Sie hieß Tina Tyre (!) und war als üppige 3D-Blondine für den Reifenbauer Continental unterwegs. Tina war vor meiner Zeit entstanden, ich nehme an als Ergebnis der enthusiastischen Kooperation eines männlichen Produktmanagers mit einem ebenso männlichen Mediengestalter.

Im Produktmanagement kommt es häufig zu Wechseln und als ich Tina einige Jahre später das nächste Mal begegnete – in einem Animationsfilm für einen neuen Winterreifen sprang sie auf dem Snowboard aus einem Flugzeug – war sie eine andere geworden: irgendwie immer noch weiblich, aber androgyn und ohne jede sinnliche Fülle. Ah, dachte ich, Tina ist mittlerweile unter die Produktmanagerinnen gefallen, die haben sie erst mal ordentlich zurecht gestutzt und downgegradet. Tina war zur Catwoman geworden.

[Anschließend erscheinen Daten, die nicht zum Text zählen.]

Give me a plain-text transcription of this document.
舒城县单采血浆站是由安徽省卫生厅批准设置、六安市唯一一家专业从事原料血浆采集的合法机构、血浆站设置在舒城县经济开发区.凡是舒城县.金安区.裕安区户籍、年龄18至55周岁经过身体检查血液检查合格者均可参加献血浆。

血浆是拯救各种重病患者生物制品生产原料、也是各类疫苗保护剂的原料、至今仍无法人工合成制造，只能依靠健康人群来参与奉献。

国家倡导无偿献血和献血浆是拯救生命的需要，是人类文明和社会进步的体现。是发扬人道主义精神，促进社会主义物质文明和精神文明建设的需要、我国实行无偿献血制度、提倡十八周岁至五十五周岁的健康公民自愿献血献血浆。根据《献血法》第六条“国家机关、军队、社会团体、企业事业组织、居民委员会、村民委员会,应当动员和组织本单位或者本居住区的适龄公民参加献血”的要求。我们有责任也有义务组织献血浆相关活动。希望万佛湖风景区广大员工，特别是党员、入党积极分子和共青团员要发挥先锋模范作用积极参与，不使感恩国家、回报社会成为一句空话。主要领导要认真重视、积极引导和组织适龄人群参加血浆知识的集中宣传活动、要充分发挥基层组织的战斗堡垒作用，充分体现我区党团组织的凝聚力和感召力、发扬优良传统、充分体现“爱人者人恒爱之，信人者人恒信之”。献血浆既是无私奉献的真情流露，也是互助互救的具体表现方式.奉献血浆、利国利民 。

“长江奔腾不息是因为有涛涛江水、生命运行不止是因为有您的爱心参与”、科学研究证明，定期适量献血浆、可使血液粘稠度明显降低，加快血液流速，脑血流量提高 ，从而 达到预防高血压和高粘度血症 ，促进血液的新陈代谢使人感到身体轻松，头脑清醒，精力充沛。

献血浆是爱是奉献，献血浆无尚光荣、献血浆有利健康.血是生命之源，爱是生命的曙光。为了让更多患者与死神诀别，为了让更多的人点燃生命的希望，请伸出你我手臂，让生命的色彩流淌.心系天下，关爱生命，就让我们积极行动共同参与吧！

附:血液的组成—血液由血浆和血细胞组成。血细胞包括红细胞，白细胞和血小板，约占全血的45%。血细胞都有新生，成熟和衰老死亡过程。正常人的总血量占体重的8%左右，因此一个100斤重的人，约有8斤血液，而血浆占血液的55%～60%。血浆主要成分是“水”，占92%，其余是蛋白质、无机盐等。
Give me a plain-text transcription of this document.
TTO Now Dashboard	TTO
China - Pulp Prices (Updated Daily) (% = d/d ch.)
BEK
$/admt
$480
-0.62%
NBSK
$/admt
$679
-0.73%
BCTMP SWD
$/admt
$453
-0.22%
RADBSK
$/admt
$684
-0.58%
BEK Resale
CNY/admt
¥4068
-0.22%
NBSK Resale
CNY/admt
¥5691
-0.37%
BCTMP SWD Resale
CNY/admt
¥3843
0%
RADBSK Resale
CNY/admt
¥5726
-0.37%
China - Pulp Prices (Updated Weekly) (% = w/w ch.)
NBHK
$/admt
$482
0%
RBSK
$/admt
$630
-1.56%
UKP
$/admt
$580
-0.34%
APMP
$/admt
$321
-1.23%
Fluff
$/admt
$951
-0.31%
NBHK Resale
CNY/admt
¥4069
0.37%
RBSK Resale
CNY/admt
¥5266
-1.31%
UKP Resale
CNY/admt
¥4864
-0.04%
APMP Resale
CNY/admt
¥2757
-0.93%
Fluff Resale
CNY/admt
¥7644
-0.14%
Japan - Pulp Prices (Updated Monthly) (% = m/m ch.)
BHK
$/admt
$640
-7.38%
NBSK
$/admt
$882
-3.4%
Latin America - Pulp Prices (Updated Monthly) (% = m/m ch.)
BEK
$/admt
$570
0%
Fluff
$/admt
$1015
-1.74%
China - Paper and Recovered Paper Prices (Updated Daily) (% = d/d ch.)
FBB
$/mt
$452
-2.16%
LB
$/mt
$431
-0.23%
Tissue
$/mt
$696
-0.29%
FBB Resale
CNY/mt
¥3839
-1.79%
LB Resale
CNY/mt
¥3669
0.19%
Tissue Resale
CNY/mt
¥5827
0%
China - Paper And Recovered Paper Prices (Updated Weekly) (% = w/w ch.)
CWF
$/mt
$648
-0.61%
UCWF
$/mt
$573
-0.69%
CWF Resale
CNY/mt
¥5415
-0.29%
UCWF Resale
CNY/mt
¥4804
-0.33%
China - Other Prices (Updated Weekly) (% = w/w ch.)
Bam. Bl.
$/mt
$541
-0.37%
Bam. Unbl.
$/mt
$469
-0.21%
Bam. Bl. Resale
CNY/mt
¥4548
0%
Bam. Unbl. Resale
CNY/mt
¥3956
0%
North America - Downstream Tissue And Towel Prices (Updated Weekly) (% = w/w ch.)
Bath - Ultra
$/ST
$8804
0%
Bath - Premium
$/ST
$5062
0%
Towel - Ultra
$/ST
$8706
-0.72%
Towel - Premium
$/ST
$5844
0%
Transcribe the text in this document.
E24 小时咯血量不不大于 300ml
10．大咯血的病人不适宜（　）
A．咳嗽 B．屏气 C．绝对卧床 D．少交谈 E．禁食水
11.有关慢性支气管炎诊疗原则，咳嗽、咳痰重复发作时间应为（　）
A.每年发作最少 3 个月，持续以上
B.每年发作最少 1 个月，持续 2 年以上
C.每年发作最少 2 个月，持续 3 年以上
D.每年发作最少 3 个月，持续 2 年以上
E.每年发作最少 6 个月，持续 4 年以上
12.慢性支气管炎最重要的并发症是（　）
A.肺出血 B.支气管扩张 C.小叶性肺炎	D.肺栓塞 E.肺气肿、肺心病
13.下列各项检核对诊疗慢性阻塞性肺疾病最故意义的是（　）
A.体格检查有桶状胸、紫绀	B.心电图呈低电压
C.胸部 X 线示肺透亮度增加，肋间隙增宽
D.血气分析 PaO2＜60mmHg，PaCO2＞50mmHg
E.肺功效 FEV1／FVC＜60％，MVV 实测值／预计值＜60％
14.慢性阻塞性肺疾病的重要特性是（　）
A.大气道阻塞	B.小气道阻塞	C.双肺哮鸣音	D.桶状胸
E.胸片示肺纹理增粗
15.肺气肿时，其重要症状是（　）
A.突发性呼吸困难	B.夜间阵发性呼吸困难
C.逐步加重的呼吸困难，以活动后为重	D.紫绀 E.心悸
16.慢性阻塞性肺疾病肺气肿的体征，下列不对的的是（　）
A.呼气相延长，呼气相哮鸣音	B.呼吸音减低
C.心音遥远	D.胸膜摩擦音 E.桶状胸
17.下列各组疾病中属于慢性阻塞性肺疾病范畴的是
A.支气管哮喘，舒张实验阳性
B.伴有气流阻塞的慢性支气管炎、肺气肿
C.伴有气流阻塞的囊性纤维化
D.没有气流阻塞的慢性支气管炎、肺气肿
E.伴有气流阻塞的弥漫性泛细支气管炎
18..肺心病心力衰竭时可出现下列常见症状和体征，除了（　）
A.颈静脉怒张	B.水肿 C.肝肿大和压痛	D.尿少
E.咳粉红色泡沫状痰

Vielleicht haben meine Kundinnen und Kunden in all den Jahren intuitiv gespürt, dass die Gestaltung eines weiblichen Avatars am Ende doch mehr ist als nur eine Geschmacksfrage. Jedenfalls hat sich bis heute niemand einen weiblichen Charakter gewünscht. Auch die Kundinnen nicht. Auch nicht, wenn sie unter sich waren und niemand ihnen rein geredet hätte. Und so steht es unter meinen Avataren beim Geschlechterverhältnis gefühlte 10:0 zugunsten der Männer. –

Wenn ich in einem Kick-off auf die Möglichkeit eines Avatars zu sprechen komme, erlebe ich fast immer interessierte Reaktionen. Ich stelle dann zunächst die Vorteile dar:

 

Mehr als nur eine „Auflockerung“

1. Durch ihre direkte Ansprache schlägt eine Figur leichter eine Brücke zwischen Training und Teilnehmern. In den USA ließ man zwei Lerngruppen gegeneinander antreten: die eine arbeitete sich ganz ohne einen „On-screen Agent“ durch den Stoff, die andere hatte Unterstützung durch „Herman den Käfer“.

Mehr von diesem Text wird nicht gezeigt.